El líquido cefalorraquídeo (LCR) es un fluido corporal transcelular, claro y transparente, que se encuentra dentro del tejido meníngeo que rodea el cerebro y la médula espinal de los vertebrados, así como en los ventrículos cerebrales. Este fluido es esencial para la supervivencia y el funcionamiento óptimo del sistema nervioso central (SNC).

Funciones Principales del LCR
El LCR es producido principalmente por las células epiteliales en los plexos coroideos de los ventrículos cerebrales y es absorbido en las granulaciones aracnoideas. En los seres humanos, existen aproximadamente 125 mL de LCR en cualquier momento, y se generan unos 500 mL cada día.
Sus funciones fundamentales incluyen:
- Protección Mecánica: Actúa como un amortiguador o colchón, proporcionando protección mecánica e inmunológica básica al cerebro dentro del cráneo.
- Autoregulación: Juega un papel vital en la autorregulación cerebral del flujo sanguíneo.
- Soporte Nutricional e Inmunológico: Facilita el transporte de nutrientes y la eliminación de desechos metabólicos.

Ubicación y Circulación
El LCR ocupa el espacio subaracnoideo (entre la aracnoides y la piamadre) y el sistema ventricular que rodea y se encuentra dentro del cerebro y la médula espinal. Llena los ventrículos, las cisternas, los surcos y el canal central de la médula espinal.
El Recorrido del Fluido
El flujo del LCR es pulsátil, impulsado por el ciclo cardíaco. El recorrido sigue este orden:
- Ventrículos Laterales: La mayoría del LCR se produce aquí.
- Forámenes Interventriculares: El fluido pasa a través de ellos hacia el tercer ventrículo.
- Tercer Ventrículo: El fluido continúa su camino.
- Acueducto Cerebral: Conecta el tercer ventrículo con el cuarto.
- Cuarto Ventrículo: Desde aquí, el fluido sale hacia el espacio subaracnoideo a través de cuatro aberturas: el canal central de la médula espinal, la abertura mediana y las dos aberturas laterales.
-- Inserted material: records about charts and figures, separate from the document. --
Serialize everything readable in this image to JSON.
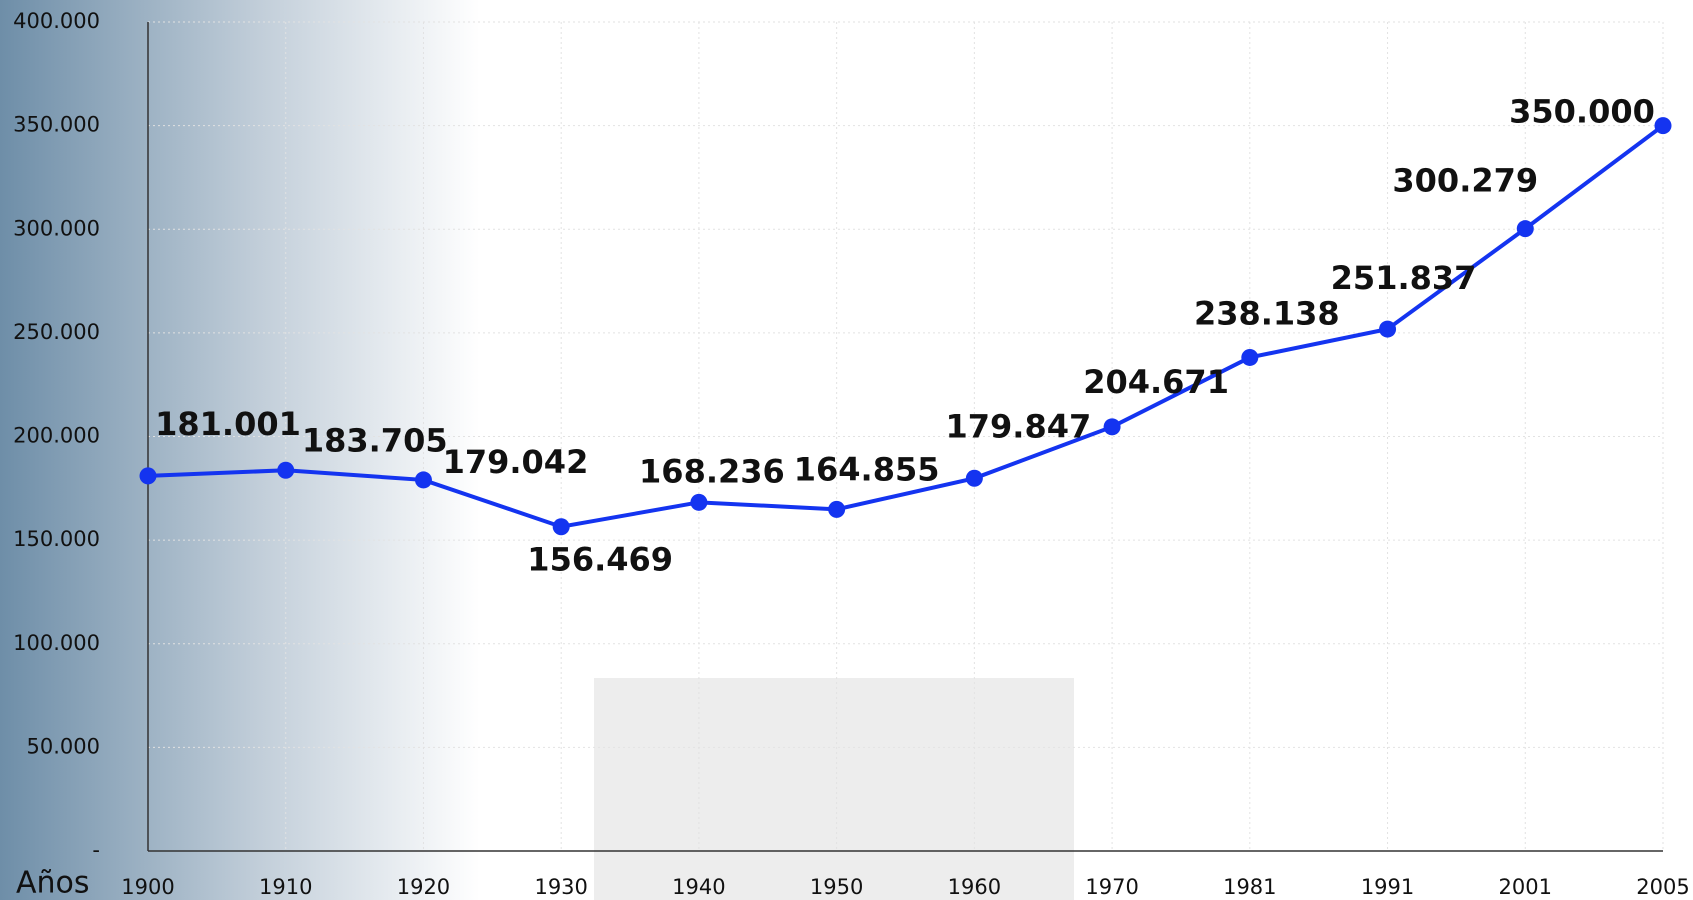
{
  "chart_data": {
    "type": "line",
    "x_label": "Años",
    "categories": [
      "1900",
      "1910",
      "1920",
      "1930",
      "1940",
      "1950",
      "1960",
      "1970",
      "1981",
      "1991",
      "2001",
      "2005"
    ],
    "series": [
      {
        "color": "#1434f0",
        "values": [
          181001,
          183705,
          179042,
          156469,
          168236,
          164855,
          179847,
          204671,
          238138,
          251837,
          300279,
          350000
        ],
        "value_labels": [
          "181.001",
          "183.705",
          "179.042",
          "156.469",
          "168.236",
          "164.855",
          "179.847",
          "204.671",
          "238.138",
          "251.837",
          "300.279",
          "350.000"
        ]
      }
    ],
    "ylim": [
      0,
      400000
    ],
    "yticks": [
      {
        "value": 0,
        "label": "-"
      },
      {
        "value": 50000,
        "label": "50.000"
      },
      {
        "value": 100000,
        "label": "100.000"
      },
      {
        "value": 150000,
        "label": "150.000"
      },
      {
        "value": 200000,
        "label": "200.000"
      },
      {
        "value": 250000,
        "label": "250.000"
      },
      {
        "value": 300000,
        "label": "300.000"
      },
      {
        "value": 350000,
        "label": "350.000"
      },
      {
        "value": 400000,
        "label": "400.000"
      }
    ],
    "grid": true
  }
}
Conexión con el Oído Interno
Existe una conexión entre el espacio subaracnoideo y el laberinto óseo del oído interno a través del conducto perilinfático, haciendo que la perilinfa sea continua con el LCR en el 93% de las personas.

Composición y Análisis Clínico
El LCR se deriva del plasma sanguíneo pero es significativamente diferente. Es casi libre de proteínas en comparación con el plasma y tiene niveles de electrolitos distintos: presenta niveles de sodio más altos y de cloruro más bajos.
Características Químicas
| Componente | LCR | Plasma Sanguíneo |
|---|---|---|
| Proteínas | Muy bajas (15-40 mg/dL) | Altas |
| Sodio | Más alto | Estándar |
| Cloruro | Más bajo | Estándar |
Normalmente, el LCR está libre de glóbulos rojos y contiene menos de 5 glóbulos blancos por mm³. Un aumento en el recuento de glóbulos blancos (pleocitosis) puede indicar inflamación o infección, como la meningitis.
Diagnóstico mediante Punción Lumbar
Una muestra de LCR puede obtenerse mediante una punción lumbar alrededor de la médula espinal. Este procedimiento se utiliza para medir la presión intracraneal y diagnosticar enfermedades, incluyendo infecciones del cerebro o de las meninges circundantes.
Desarrollo Embrionario
El desarrollo del LCR comienza temprano en la etapa embrionaria. Alrededor de la quinta semana, el tubo neural, formado a partir del ectodermo, contiene LCR antes del desarrollo de los plexos coroideos. A medida que el prosencéfalo, mesencéfalo y rhombencéfalo se desarrollan, el LCR llena el canal neural y la circulación se vuelve visible alrededor del día 41 de desarrollo.